Résidence Utopiana


Utopiana     Récits de terrain     Types de rendus



Matériel : "Promener son deuil" une carriole pour deuil transportable

Nous ne portons plus le deuil sur nous. Plus d'habits noirs, plus de brassards, rien ne montre que notre coeur est en chagrin. Une fois le rituel de la cérémonie funéraire passé, chacun·e revient à ses habitudes, il y a des temps formels et informels pour se retrouver et parler de la personne morte, éventuellement aller voir la personne au cimetière ou à l'endroit où elle repose, mais le chagrin quotidien devient rapidement très solitaire. Alors je me suis dit que l'on pourrait faire une petite cariole qui pourrait contenir une urne, mas forcément remplie, cela pourrait être un objet symbolique, qui signifierait que l'on porte un deuil, que l'on tire ce poids et que l'on aimerait bien que d'autres nous accompagne le temps d'un trajet. D'ailleurs cela pourrait être le deuil d'une personne, d'un lieu, d'un autre animal.

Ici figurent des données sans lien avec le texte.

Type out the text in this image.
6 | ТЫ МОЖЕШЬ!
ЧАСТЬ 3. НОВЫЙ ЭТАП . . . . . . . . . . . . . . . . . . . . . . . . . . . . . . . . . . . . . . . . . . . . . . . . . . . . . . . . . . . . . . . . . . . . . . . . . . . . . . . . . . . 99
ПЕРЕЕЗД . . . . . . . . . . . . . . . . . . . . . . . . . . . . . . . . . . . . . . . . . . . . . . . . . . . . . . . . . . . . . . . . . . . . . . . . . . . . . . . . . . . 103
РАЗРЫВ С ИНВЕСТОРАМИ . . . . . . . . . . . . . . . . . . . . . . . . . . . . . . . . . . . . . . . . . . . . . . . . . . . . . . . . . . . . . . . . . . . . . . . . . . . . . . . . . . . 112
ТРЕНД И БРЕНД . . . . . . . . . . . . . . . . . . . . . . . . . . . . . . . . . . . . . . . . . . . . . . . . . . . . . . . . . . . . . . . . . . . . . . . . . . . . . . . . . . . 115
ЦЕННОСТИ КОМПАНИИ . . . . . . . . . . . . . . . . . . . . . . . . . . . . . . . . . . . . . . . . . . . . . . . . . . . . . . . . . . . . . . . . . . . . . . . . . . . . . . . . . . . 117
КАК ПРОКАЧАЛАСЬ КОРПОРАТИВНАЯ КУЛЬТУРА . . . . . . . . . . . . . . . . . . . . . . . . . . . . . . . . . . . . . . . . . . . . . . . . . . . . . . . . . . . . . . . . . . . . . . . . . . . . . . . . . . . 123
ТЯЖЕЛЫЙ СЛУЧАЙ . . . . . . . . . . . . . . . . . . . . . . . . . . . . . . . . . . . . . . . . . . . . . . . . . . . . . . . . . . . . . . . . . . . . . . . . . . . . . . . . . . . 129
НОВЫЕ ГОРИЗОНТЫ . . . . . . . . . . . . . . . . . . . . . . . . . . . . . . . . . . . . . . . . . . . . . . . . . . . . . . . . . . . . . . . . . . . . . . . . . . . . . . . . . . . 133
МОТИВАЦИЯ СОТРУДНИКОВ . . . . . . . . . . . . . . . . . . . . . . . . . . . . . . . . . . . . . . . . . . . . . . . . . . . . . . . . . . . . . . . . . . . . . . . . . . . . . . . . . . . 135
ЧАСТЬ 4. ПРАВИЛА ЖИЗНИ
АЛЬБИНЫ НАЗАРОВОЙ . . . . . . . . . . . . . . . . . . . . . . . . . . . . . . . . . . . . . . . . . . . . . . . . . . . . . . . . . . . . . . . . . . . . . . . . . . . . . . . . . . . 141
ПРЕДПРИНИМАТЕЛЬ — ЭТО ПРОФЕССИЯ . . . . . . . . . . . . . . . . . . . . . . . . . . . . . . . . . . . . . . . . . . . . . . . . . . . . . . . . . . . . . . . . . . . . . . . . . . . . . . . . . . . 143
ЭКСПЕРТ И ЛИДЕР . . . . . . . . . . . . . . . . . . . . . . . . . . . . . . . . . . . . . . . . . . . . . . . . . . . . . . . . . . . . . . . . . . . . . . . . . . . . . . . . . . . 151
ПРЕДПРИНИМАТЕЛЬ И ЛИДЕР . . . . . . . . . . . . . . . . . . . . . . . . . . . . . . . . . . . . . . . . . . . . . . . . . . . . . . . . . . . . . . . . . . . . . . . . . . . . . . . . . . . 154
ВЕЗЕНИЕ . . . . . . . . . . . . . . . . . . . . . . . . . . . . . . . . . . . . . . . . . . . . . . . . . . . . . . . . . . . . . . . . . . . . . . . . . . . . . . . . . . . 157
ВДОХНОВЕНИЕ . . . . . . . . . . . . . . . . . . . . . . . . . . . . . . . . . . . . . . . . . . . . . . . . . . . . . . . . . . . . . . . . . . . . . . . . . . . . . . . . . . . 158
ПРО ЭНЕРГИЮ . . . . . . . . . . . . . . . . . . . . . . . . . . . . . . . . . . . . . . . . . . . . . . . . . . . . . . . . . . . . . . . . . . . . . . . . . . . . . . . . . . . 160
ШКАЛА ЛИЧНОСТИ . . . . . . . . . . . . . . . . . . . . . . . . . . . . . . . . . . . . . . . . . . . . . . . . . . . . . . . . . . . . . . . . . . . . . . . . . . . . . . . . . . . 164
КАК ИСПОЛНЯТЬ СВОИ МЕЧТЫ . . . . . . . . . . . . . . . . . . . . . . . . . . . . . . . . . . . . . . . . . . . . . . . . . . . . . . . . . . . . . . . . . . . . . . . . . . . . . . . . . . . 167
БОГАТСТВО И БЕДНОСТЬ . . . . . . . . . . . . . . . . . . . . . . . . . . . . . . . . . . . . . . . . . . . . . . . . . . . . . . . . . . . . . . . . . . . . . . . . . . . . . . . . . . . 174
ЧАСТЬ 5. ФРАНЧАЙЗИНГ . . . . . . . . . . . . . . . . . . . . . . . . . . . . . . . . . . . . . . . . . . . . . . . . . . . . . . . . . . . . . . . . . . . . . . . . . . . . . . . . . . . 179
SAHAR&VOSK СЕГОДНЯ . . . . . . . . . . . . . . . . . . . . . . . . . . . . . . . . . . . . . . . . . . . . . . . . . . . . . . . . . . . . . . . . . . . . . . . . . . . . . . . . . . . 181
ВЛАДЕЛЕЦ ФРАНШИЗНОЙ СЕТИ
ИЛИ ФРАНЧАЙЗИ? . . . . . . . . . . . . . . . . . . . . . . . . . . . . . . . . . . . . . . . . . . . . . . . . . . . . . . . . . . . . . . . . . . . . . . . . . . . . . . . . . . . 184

Yves, il est designer et il va bientôt concevoir son cercueil basé sur celui qu'il vient de créer pour son papa. Il a parlé avec ses parents de leurs directives anticipées. Il a ainsi créé deux urnes qui s'accrochent l'une à l'autre et un cercueil pour son papa qui souhaite d'abord être dans un cercueil pour que l'on puisse le veiller et lui dire au revoir, puis être incinéré et mis dans l'urne. Pour tester les dimensions, Yves s'est mis dans le cercueil de son papa. Souvent les gens ne veulent pas parler de tout cela par peur que la mort les entendent et viennent les chercher plus vite. C'est vrai que moi dès fois quand je réfléchis à acheter ma concession de mon vivant ou à faire un prototype de ma tombe, j'ai un peu peur que mon inconscient comprenne qu'il y a un message caché.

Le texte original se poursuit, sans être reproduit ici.